Genel

Save Ralph | Sürekli Tüketim Hastalığı

Tüketim, sonu gözükmeyen bir devinimle her şeyi tüketim… İnsanlar hiçbir şey tükenmeyecekmişçesine yaşıyor hayatlarını, harcıyor doğanın tüm kaynaklarını. Carpe Diem mi deniliyordu buna ? Anı yaşamak. İnsanlık da anını yaşıyor, Mars’ta kolonileşme amacı ediniyor ama peki geleceğe daha iyi bir dünya bırakmak neden amaç edinmiyor ?

Yıllardır dünyanın küresel çaptaki ısınım sorunu bir türlü ülkeler tarafından çözüme kavuşturulabilmiş değil, sürekli gündeme getiriliyor ama gerçek anlamda güçlü bir çözüm üretilemiyor, üretilmiyor.
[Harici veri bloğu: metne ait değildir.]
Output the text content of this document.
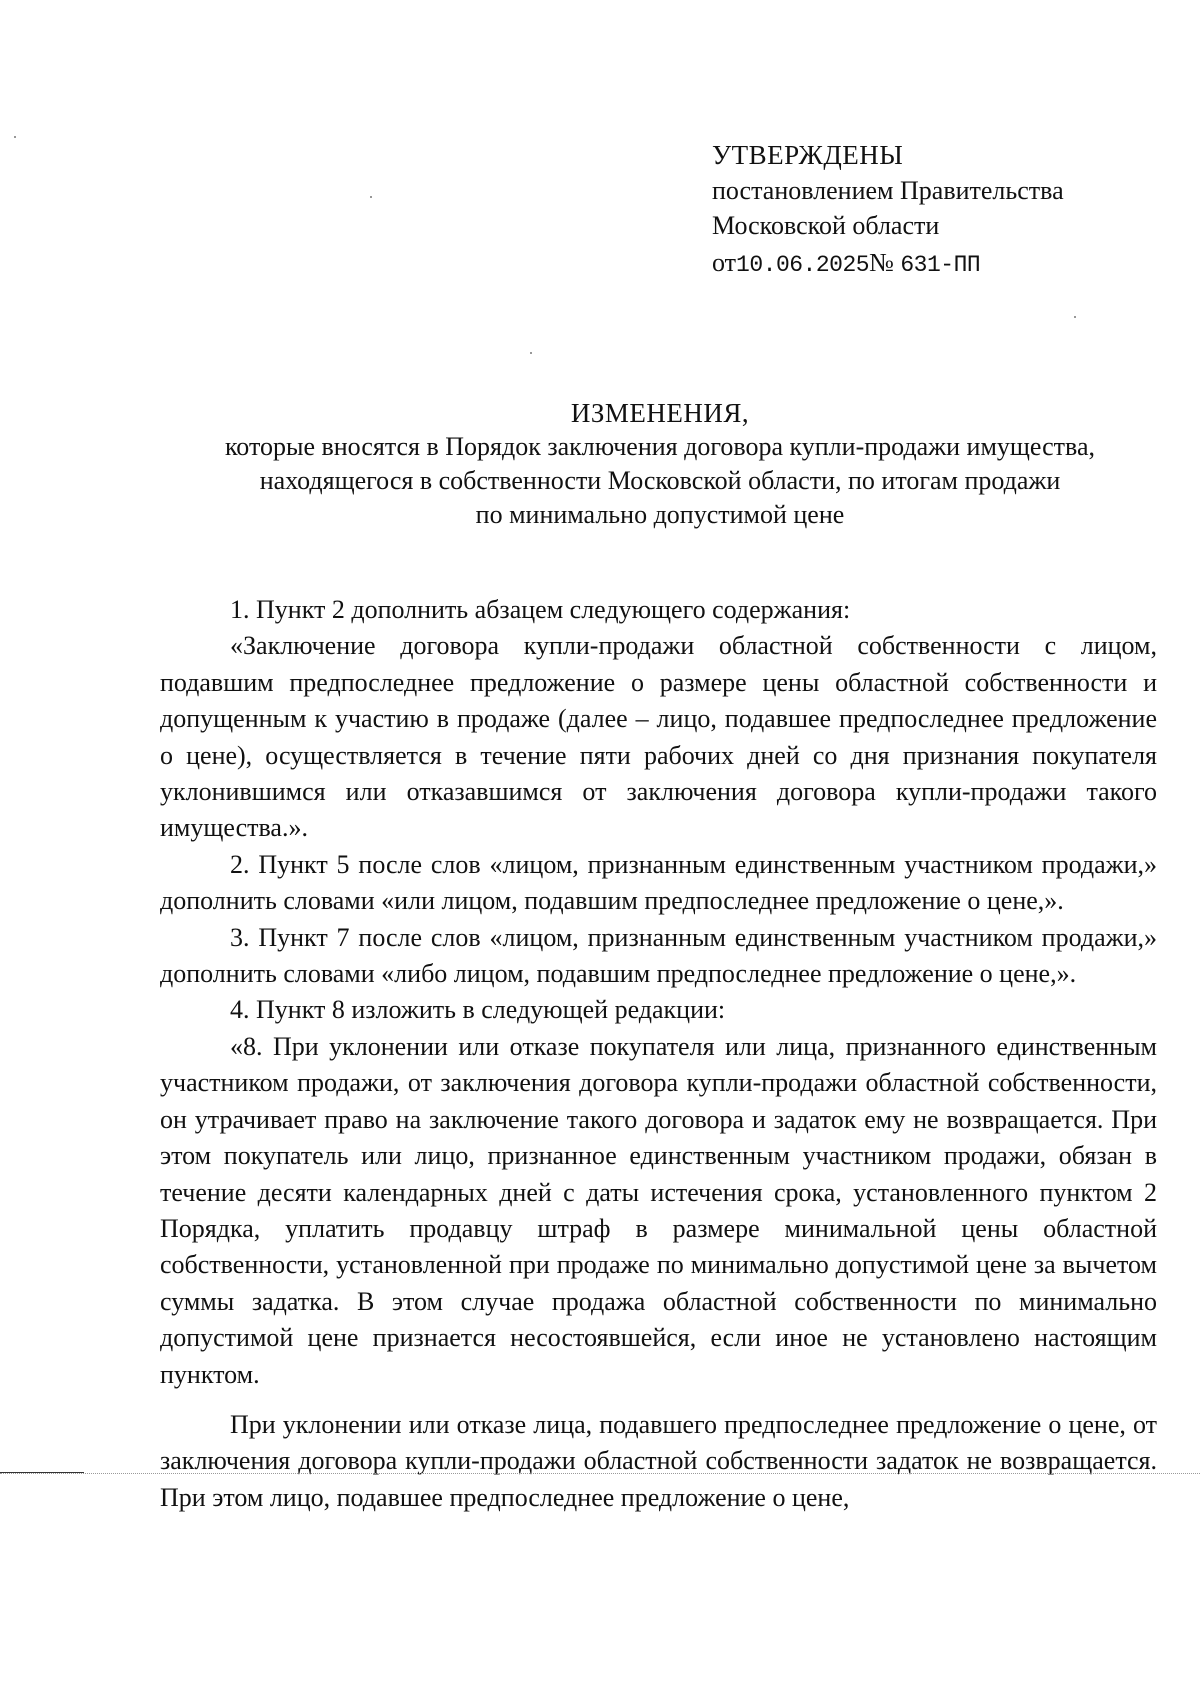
УТВЕРЖДЕНЫ
постановлением Правительства
Московской области
от10.06.2025№ 631-ПП
ИЗМЕНЕНИЯ,
которые вносятся в Порядок заключения договора купли-продажи имущества,
находящегося в собственности Московской области, по итогам продажи
по минимально допустимой цене

1. Пункт 2 дополнить абзацем следующего содержания:

«Заключение договора купли-продажи областной собственности с лицом, подавшим предпоследнее предложение о размере цены областной собственности и допущенным к участию в продаже (далее – лицо, подавшее предпоследнее предложение о цене), осуществляется в течение пяти рабочих дней со дня признания покупателя уклонившимся или отказавшимся от заключения договора купли-продажи такого имущества.».

2. Пункт 5 после слов «лицом, признанным единственным участником продажи,» дополнить словами «или лицом, подавшим предпоследнее предложение о цене,».

3. Пункт 7 после слов «лицом, признанным единственным участником продажи,» дополнить словами «либо лицом, подавшим предпоследнее предложение о цене,».

4. Пункт 8 изложить в следующей редакции:

«8. При уклонении или отказе покупателя или лица, признанного единственным участником продажи, от заключения договора купли-продажи областной собственности, он утрачивает право на заключение такого договора и задаток ему не возвращается. При этом покупатель или лицо, признанное единственным участником продажи, обязан в течение десяти календарных дней с даты истечения срока, установленного пунктом 2 Порядка, уплатить продавцу штраф в размере минимальной цены областной собственности, установленной при продаже по минимально допустимой цене за вычетом суммы задатка. В этом случае продажа областной собственности по минимально допустимой цене признается несостоявшейся, если иное не установлено настоящим пунктом.

При уклонении или отказе лица, подавшего предпоследнее предложение о цене, от заключения договора купли-продажи областной собственности задаток не возвращается. При этом лицо, подавшее предпоследнее предложение о цене,
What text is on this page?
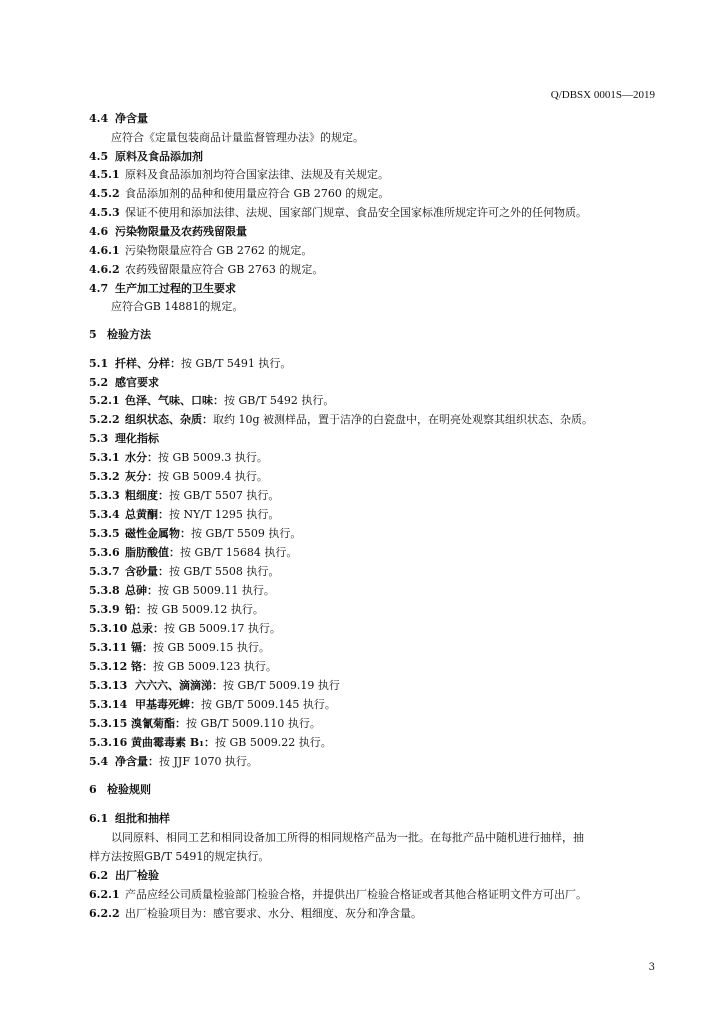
Q/DBSX 0001S—2019
4.4 净含量
应符合《定量包装商品计量监督管理办法》的规定。
4.5 原料及食品添加剂
4.5.1 原料及食品添加剂均符合国家法律、法规及有关规定。
4.5.2 食品添加剂的品种和使用量应符合 GB 2760 的规定。
4.5.3 保证不使用和添加法律、法规、国家部门规章、食品安全国家标准所规定许可之外的任何物质。
4.6 污染物限量及农药残留限量
4.6.1 污染物限量应符合 GB 2762 的规定。
4.6.2 农药残留限量应符合 GB 2763 的规定。
4.7 生产加工过程的卫生要求
应符合GB 14881的规定。
5 检验方法
5.1 扦样、分样：按 GB/T 5491 执行。
5.2 感官要求
5.2.1 色泽、气味、口味：按 GB/T 5492 执行。
5.2.2 组织状态、杂质：取约 10g 被测样品，置于洁净的白瓷盘中，在明亮处观察其组织状态、杂质。
5.3 理化指标
5.3.1 水分：按 GB 5009.3 执行。
5.3.2 灰分：按 GB 5009.4 执行。
5.3.3 粗细度：按 GB/T 5507 执行。
5.3.4 总黄酮：按 NY/T 1295 执行。
5.3.5 磁性金属物：按 GB/T 5509 执行。
5.3.6 脂肪酸值：按 GB/T 15684 执行。
5.3.7 含砂量：按 GB/T 5508 执行。
5.3.8 总砷：按 GB 5009.11 执行。
5.3.9 铅：按 GB 5009.12 执行。
5.3.10 总汞：按 GB 5009.17 执行。
5.3.11 镉：按 GB 5009.15 执行。
5.3.12 铬：按 GB 5009.123 执行。
5.3.13 六六六、滴滴涕：按 GB/T 5009.19 执行
5.3.14 甲基毒死蜱：按 GB/T 5009.145 执行。
5.3.15 溴氰菊酯：按 GB/T 5009.110 执行。
5.3.16 黄曲霉毒素 B₁：按 GB 5009.22 执行。
5.4 净含量：按 JJF 1070 执行。
6 检验规则
6.1 组批和抽样
以同原料、相同工艺和相同设备加工所得的相同规格产品为一批。在每批产品中随机进行抽样，抽
样方法按照GB/T 5491的规定执行。
6.2 出厂检验
6.2.1 产品应经公司质量检验部门检验合格，并提供出厂检验合格证或者其他合格证明文件方可出厂。
6.2.2 出厂检验项目为：感官要求、水分、粗细度、灰分和净含量。
3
Empatiyi belki de yanlış öğrettiler bizlere, etik davranışlar yalnızca insanlar üzerinde mi geçerliydi yoksa ? Birbirimizi anladıkça, bizler daha iyi yaşadıkça her şey yerli yerinde miydi ? Peki diğer canlılar ne olacaktı, umursamazca kirlettiğimiz sokaklardan bir gün yürüyemediğimizde, atıklarımızı döktüğümüz denizlerde bir gün yüzemediğimizde ve bina dikmek için yaktığımız ormanlarda bir gün rahat bir nefes alamadığımızda o gün anlamış olacağız aslında neyin daha önemli olduğunu.
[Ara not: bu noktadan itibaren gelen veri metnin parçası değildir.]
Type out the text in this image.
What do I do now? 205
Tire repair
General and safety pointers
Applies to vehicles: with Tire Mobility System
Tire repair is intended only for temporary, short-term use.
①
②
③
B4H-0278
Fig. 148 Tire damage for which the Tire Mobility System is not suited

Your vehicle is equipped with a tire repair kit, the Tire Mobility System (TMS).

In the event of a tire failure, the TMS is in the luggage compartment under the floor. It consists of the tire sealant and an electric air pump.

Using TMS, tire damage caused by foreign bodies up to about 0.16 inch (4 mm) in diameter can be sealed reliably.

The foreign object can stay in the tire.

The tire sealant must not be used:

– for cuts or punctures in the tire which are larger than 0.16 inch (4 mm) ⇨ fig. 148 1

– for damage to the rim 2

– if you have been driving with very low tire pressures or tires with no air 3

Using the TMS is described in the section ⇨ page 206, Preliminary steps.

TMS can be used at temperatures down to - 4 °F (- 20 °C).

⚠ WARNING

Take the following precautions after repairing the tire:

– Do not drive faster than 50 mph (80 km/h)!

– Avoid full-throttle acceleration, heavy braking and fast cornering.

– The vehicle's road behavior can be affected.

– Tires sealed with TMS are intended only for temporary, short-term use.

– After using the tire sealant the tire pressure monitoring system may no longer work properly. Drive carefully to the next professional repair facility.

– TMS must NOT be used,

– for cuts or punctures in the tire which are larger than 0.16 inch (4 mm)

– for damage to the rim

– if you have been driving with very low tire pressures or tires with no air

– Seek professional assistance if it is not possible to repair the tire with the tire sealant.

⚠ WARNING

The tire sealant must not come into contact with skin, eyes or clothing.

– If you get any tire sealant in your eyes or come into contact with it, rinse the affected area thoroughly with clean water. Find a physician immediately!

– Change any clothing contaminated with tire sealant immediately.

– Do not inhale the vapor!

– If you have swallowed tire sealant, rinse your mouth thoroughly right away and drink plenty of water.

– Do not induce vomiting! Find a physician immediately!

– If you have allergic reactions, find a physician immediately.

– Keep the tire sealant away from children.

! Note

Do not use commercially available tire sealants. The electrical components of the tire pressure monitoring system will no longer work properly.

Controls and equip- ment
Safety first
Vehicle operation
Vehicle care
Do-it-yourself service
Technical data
Biz bir hastalığa kapılmışız, tüketim hastalığına. Black Friday en kutsal günümüz olmuş, insanlık inancı nesnelerde aramaya başlamış.
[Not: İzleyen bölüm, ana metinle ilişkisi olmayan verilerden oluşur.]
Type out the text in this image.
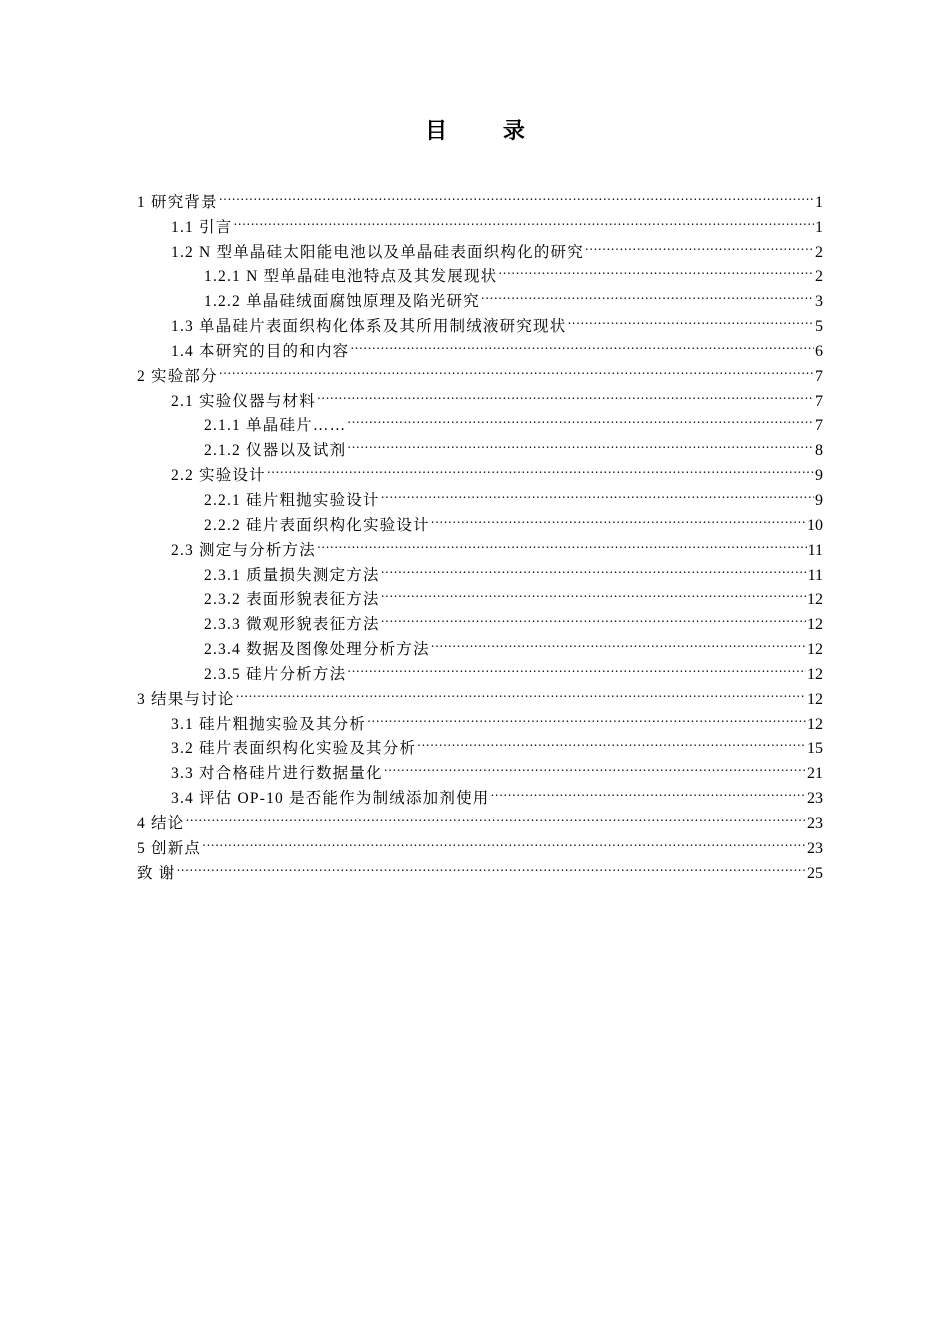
目 录
1 研究背景 .....	1
1.1 引言 .....	1
1.2 N 型单晶硅太阳能电池以及单晶硅表面织构化的研究 .....	2
1.2.1 N 型单晶硅电池特点及其发展现状 .....	2
1.2.2 单晶硅绒面腐蚀原理及陷光研究 .....	3
1.3 单晶硅片表面织构化体系及其所用制绒液研究现状 .....	5
1.4 本研究的目的和内容 .....	6
2 实验部分 .....	7
2.1 实验仪器与材料 .....	7
2.1.1 单晶硅片…… .....	7
2.1.2 仪器以及试剂 .....	8
2.2 实验设计 .....	9
2.2.1 硅片粗抛实验设计 .....	9
2.2.2 硅片表面织构化实验设计 .....	10
2.3 测定与分析方法 .....	11
2.3.1 质量损失测定方法 .....	11
2.3.2 表面形貌表征方法 .....	12
2.3.3 微观形貌表征方法 .....	12
2.3.4 数据及图像处理分析方法 .....	12
2.3.5 硅片分析方法 .....	12
3 结果与讨论 .....	12
3.1 硅片粗抛实验及其分析 .....	12
3.2 硅片表面织构化实验及其分析 .....	15
3.3 对合格硅片进行数据量化 .....	21
3.4 评估 OP-10 是否能作为制绒添加剂使用 .....	23
4 结论 .....	23
5 创新点 .....	23
致 谢 .....	25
”Kalabalığı görüyorsunuz. İnsanları. Koskocaman tüketici sürülerini. Hani insan olarak adlandırılan, bilirsiniz, beslenme zincirinin tepesinde olanları, dünyanın efendilerini. Laf aramızda, bütün o ticaret merkezlerindeki salakların dünyanın efendileri olduklarına inanıyor musunuz siz? Ne yapıyorlar? Tıkınıyorlar, bir gün sonra yeniden kazanmak zorunda kalacakları paraları harcıyorlar. Toprağın gerçek parazitleri gibi, pisliklerini etrafa saçıyorlar.”
– Maxime Chattam


Tüketim İstatistikleri

Worldometer‘a göre
* bu yıl:                                                  * Bugün:
* 20 milyon araba üretilmiş                   * 4.3 milyon telefon satılmış
* 41 milyon bisiklet üretilmiş                 * 430 bin televizyon satılmış

Bunların yanı sıra;
bu yıl:
1.5 milyon hektar ormanlık alan yok olmuş. Su ve Fosil Enerji tüketimlerinin yol açtığı kirliliğe değinemiyorum bile, öyle olsa bu listenin sonu gelmez.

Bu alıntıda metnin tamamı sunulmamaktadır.